「携帯電話や組み込み機器向けWindowsの市場拡大に、大きな手応えを感じている」。こう語るのは、マイクロソフト日本法人でモバイルや組み込み機器向けWindows部門を担当する梅田成二モバイル&エンベデッドデバイス本部長だ。

 梅田本部長が挙げる「成長市場」の一つが、携帯電話向けWindowsである「Windows Mobile」の搭載機、いわゆるスマートフォンである。「夏から秋にかけて、Windows Mobileを搭載した携帯電話が、複数の通信事業者から発売される予定だ」(同)。

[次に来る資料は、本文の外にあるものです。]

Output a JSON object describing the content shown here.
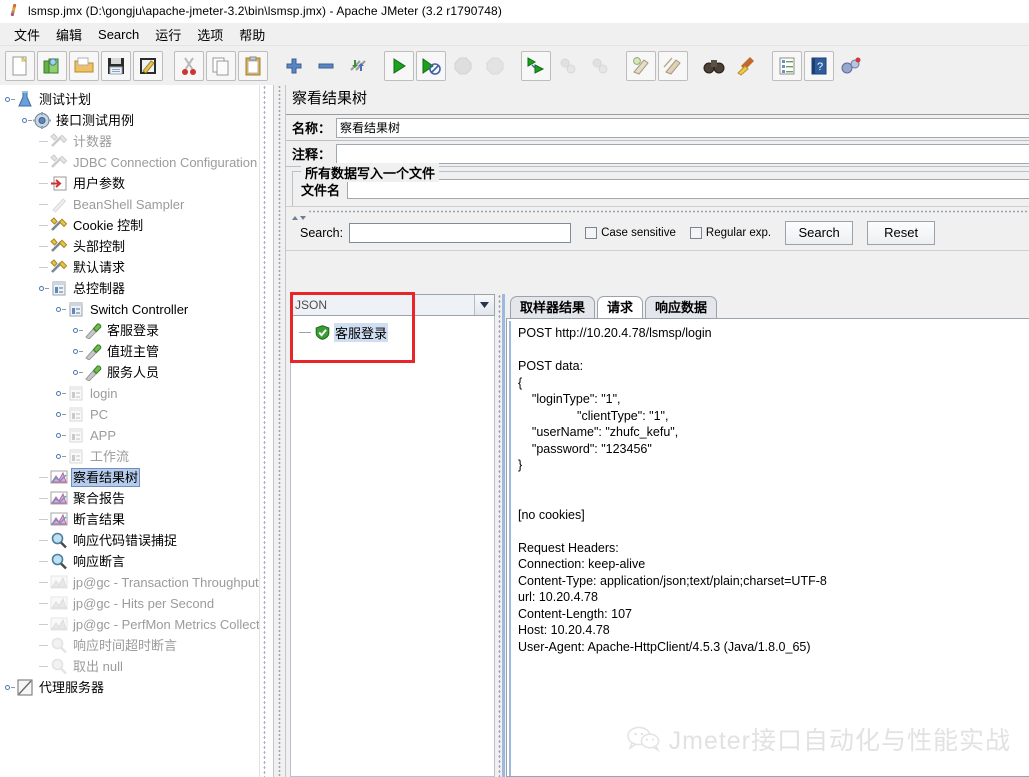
{
  "window": {
    "title": "lsmsp.jmx (D:\\gongju\\apache-jmeter-3.2\\bin\\lsmsp.jmx) - Apache JMeter (3.2 r1790748)",
    "icon": "jmeter-pen-icon"
  },
  "menubar": {
    "items": [
      {
        "label": "文件",
        "name": "menu-file"
      },
      {
        "label": "编辑",
        "name": "menu-edit"
      },
      {
        "label": "Search",
        "name": "menu-search"
      },
      {
        "label": "运行",
        "name": "menu-run"
      },
      {
        "label": "选项",
        "name": "menu-options"
      },
      {
        "label": "帮助",
        "name": "menu-help"
      }
    ]
  },
  "toolbar": {
    "buttons": [
      {
        "name": "new-icon",
        "glyph": "new",
        "enabled": true
      },
      {
        "name": "templates-icon",
        "glyph": "templates",
        "enabled": true
      },
      {
        "name": "open-icon",
        "glyph": "open",
        "enabled": true
      },
      {
        "name": "save-icon",
        "glyph": "save",
        "enabled": true
      },
      {
        "name": "save-as-icon",
        "glyph": "saveas",
        "enabled": true
      },
      {
        "name": "separator",
        "glyph": "sep",
        "enabled": true
      },
      {
        "name": "cut-icon",
        "glyph": "cut",
        "enabled": true
      },
      {
        "name": "copy-icon",
        "glyph": "copy",
        "enabled": true
      },
      {
        "name": "paste-icon",
        "glyph": "paste",
        "enabled": true
      },
      {
        "name": "separator",
        "glyph": "sep",
        "enabled": true
      },
      {
        "name": "expand-all-icon",
        "glyph": "plus",
        "enabled": true
      },
      {
        "name": "collapse-all-icon",
        "glyph": "minus",
        "enabled": true
      },
      {
        "name": "toggle-icon",
        "glyph": "toggle",
        "enabled": true
      },
      {
        "name": "separator",
        "glyph": "sep",
        "enabled": true
      },
      {
        "name": "start-icon",
        "glyph": "start",
        "enabled": true
      },
      {
        "name": "start-no-pauses-icon",
        "glyph": "startnopause",
        "enabled": true
      },
      {
        "name": "stop-icon",
        "glyph": "stop",
        "enabled": false
      },
      {
        "name": "shutdown-icon",
        "glyph": "shutdown",
        "enabled": false
      },
      {
        "name": "separator",
        "glyph": "sep",
        "enabled": true
      },
      {
        "name": "remote-start-all-icon",
        "glyph": "remotestart",
        "enabled": true
      },
      {
        "name": "remote-stop-all-icon",
        "glyph": "remotestop",
        "enabled": false
      },
      {
        "name": "remote-shutdown-all-icon",
        "glyph": "remoteshutdown",
        "enabled": false
      },
      {
        "name": "separator",
        "glyph": "sep",
        "enabled": true
      },
      {
        "name": "clear-icon",
        "glyph": "clear",
        "enabled": true
      },
      {
        "name": "clear-all-icon",
        "glyph": "clearall",
        "enabled": true
      },
      {
        "name": "separator",
        "glyph": "sep",
        "enabled": true
      },
      {
        "name": "search-icon",
        "glyph": "binocular",
        "enabled": true
      },
      {
        "name": "reset-search-icon",
        "glyph": "broom",
        "enabled": true
      },
      {
        "name": "separator",
        "glyph": "sep",
        "enabled": true
      },
      {
        "name": "function-helper-icon",
        "glyph": "list",
        "enabled": true
      },
      {
        "name": "help-icon",
        "glyph": "help",
        "enabled": true
      },
      {
        "name": "undo-redo-icon",
        "glyph": "bugs",
        "enabled": true
      }
    ]
  },
  "tree": {
    "nodes": [
      {
        "label": "测试计划",
        "depth": 0,
        "icon": "flask-icon",
        "expandable": true,
        "dim": false,
        "selected": false
      },
      {
        "label": "接口测试用例",
        "depth": 1,
        "icon": "thread-group-icon",
        "expandable": true,
        "dim": false,
        "selected": false
      },
      {
        "label": "计数器",
        "depth": 2,
        "icon": "config-icon",
        "expandable": false,
        "dim": true,
        "selected": false
      },
      {
        "label": "JDBC Connection Configuration",
        "depth": 2,
        "icon": "config-icon",
        "expandable": false,
        "dim": true,
        "selected": false
      },
      {
        "label": "用户参数",
        "depth": 2,
        "icon": "preproc-icon",
        "expandable": false,
        "dim": false,
        "selected": false
      },
      {
        "label": "BeanShell Sampler",
        "depth": 2,
        "icon": "sampler-icon",
        "expandable": false,
        "dim": true,
        "selected": false
      },
      {
        "label": "Cookie 控制",
        "depth": 2,
        "icon": "config-icon",
        "expandable": false,
        "dim": false,
        "selected": false
      },
      {
        "label": "头部控制",
        "depth": 2,
        "icon": "config-icon",
        "expandable": false,
        "dim": false,
        "selected": false
      },
      {
        "label": "默认请求",
        "depth": 2,
        "icon": "config-icon",
        "expandable": false,
        "dim": false,
        "selected": false
      },
      {
        "label": "总控制器",
        "depth": 2,
        "icon": "controller-icon",
        "expandable": true,
        "dim": false,
        "selected": false
      },
      {
        "label": "Switch Controller",
        "depth": 3,
        "icon": "controller-icon",
        "expandable": true,
        "dim": false,
        "selected": false
      },
      {
        "label": "客服登录",
        "depth": 4,
        "icon": "http-sampler-icon",
        "expandable": true,
        "dim": false,
        "selected": false
      },
      {
        "label": "值班主管",
        "depth": 4,
        "icon": "http-sampler-icon",
        "expandable": true,
        "dim": false,
        "selected": false
      },
      {
        "label": "服务人员",
        "depth": 4,
        "icon": "http-sampler-icon",
        "expandable": true,
        "dim": false,
        "selected": false
      },
      {
        "label": "login",
        "depth": 3,
        "icon": "controller-icon",
        "expandable": true,
        "dim": true,
        "selected": false
      },
      {
        "label": "PC",
        "depth": 3,
        "icon": "controller-icon",
        "expandable": true,
        "dim": true,
        "selected": false
      },
      {
        "label": "APP",
        "depth": 3,
        "icon": "controller-icon",
        "expandable": true,
        "dim": true,
        "selected": false
      },
      {
        "label": "工作流",
        "depth": 3,
        "icon": "controller-icon",
        "expandable": true,
        "dim": true,
        "selected": false
      },
      {
        "label": "察看结果树",
        "depth": 2,
        "icon": "listener-icon",
        "expandable": false,
        "dim": false,
        "selected": true
      },
      {
        "label": "聚合报告",
        "depth": 2,
        "icon": "listener-icon",
        "expandable": false,
        "dim": false,
        "selected": false
      },
      {
        "label": "断言结果",
        "depth": 2,
        "icon": "listener-icon",
        "expandable": false,
        "dim": false,
        "selected": false
      },
      {
        "label": "响应代码错误捕捉",
        "depth": 2,
        "icon": "postproc-icon",
        "expandable": false,
        "dim": false,
        "selected": false
      },
      {
        "label": "响应断言",
        "depth": 2,
        "icon": "postproc-icon",
        "expandable": false,
        "dim": false,
        "selected": false
      },
      {
        "label": "jp@gc - Transaction Throughput vs",
        "depth": 2,
        "icon": "listener-gray-icon",
        "expandable": false,
        "dim": true,
        "selected": false
      },
      {
        "label": "jp@gc - Hits per Second",
        "depth": 2,
        "icon": "listener-gray-icon",
        "expandable": false,
        "dim": true,
        "selected": false
      },
      {
        "label": "jp@gc - PerfMon Metrics Collector",
        "depth": 2,
        "icon": "listener-gray-icon",
        "expandable": false,
        "dim": true,
        "selected": false
      },
      {
        "label": "响应时间超时断言",
        "depth": 2,
        "icon": "assertion-gray-icon",
        "expandable": false,
        "dim": true,
        "selected": false
      },
      {
        "label": "取出 null",
        "depth": 2,
        "icon": "assertion-gray-icon",
        "expandable": false,
        "dim": true,
        "selected": false
      },
      {
        "label": "代理服务器",
        "depth": 0,
        "icon": "workbench-icon",
        "expandable": true,
        "dim": false,
        "selected": false
      }
    ]
  },
  "panel": {
    "title": "察看结果树",
    "name_label": "名称：",
    "name_value": "察看结果树",
    "comment_label": "注释：",
    "comment_value": "",
    "group_title": "所有数据写入一个文件",
    "filename_label": "文件名",
    "filename_value": ""
  },
  "search": {
    "label": "Search:",
    "value": "",
    "case_sensitive_label": "Case sensitive",
    "case_sensitive_checked": false,
    "regular_exp_label": "Regular exp.",
    "regular_exp_checked": false,
    "search_button": "Search",
    "reset_button": "Reset"
  },
  "results": {
    "renderer_selected": "JSON",
    "items": [
      {
        "label": "客服登录",
        "status": "success"
      }
    ]
  },
  "tabs": [
    {
      "label": "取样器结果",
      "active": false,
      "name": "tab-sampler-result"
    },
    {
      "label": "请求",
      "active": true,
      "name": "tab-request"
    },
    {
      "label": "响应数据",
      "active": false,
      "name": "tab-response-data"
    }
  ],
  "request_text": "POST http://10.20.4.78/lsmsp/login\n\nPOST data:\n{\n    \"loginType\": \"1\",\n                 \"clientType\": \"1\",\n    \"userName\": \"zhufc_kefu\",\n    \"password\": \"123456\"\n}\n\n\n[no cookies]\n\nRequest Headers:\nConnection: keep-alive\nContent-Type: application/json;text/plain;charset=UTF-8\nurl: 10.20.4.78\nContent-Length: 107\nHost: 10.20.4.78\nUser-Agent: Apache-HttpClient/4.5.3 (Java/1.8.0_65)",
  "watermark": {
    "text": "Jmeter接口自动化与性能实战",
    "icon": "wechat-icon"
  },
  "colors": {
    "accent_red": "#e8262a",
    "selection_blue": "#b5ccec",
    "panel_bg": "#f0f0f0"
  }
}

 日本市場でのWindows Mobile搭載スマートフォンとしては、すでにウィルコムが「W-ZERO3」を投入し、人気を博している。梅田本部長は企業ユーザーにおけるWindows Mobile搭載スマートフォンの利用拡大に期待をかける。「ノート・パソコンと携帯電話、PDAなど、複数の機器を社員に持たせていた企業が、高性能なWindows Mobile端末1台に集約すれば、コスト削減と業務効率化を図れる。1万台規模でWindows Mobile搭載スマートフォンの導入を検討している企業もある」(同)。

 マイクロソフトは、Windows Mobileや組み込み機器向けWindowsのシェア拡大に向けて、開発者の負担を軽減する仕組みを用意する。その一つが、Windows CEやWindows XP Embeddedの出荷形態を見直したことだ。具体的には、メジャー・バージョンアップとまではいかない小幅な機能強化を、「フィーチャー・パック」と呼ぶ追加モジュール群の形でリリースするようにした。ベンダーはフィーチャー・パックに含まれる追加モジュールの中から、必要なものを選んで自社製の端末や機器、パッケージ・ソフトなどに組み込むことができる。

 Windows CEやWindows XP Embeddedでは、これまでOS自体をマイナー・バージョンアップする形で、機能追加を続けてきた。このため、「開発者は新OSが出るたびに、自社製品に採用するOS全体を入れ替えたり、開発ツールやドライバーまでも入れ替えてもらう必要があり、開発者にとって大きな負担になっていた」(米マイクロソフトのマイク・ホール シニアテクニカルプロダクトマネージャ)。

 OS自身の機能強化も図る。例えば2006年中に出荷する予定の「Windows CE 6」では、同時に実行可能なプロセスを、現行の32から一気に3万2000まで増やす。各プロセスが扱える仮想メモリーの容量も、32Mバイトから2Gバイトへと、大幅に拡張する。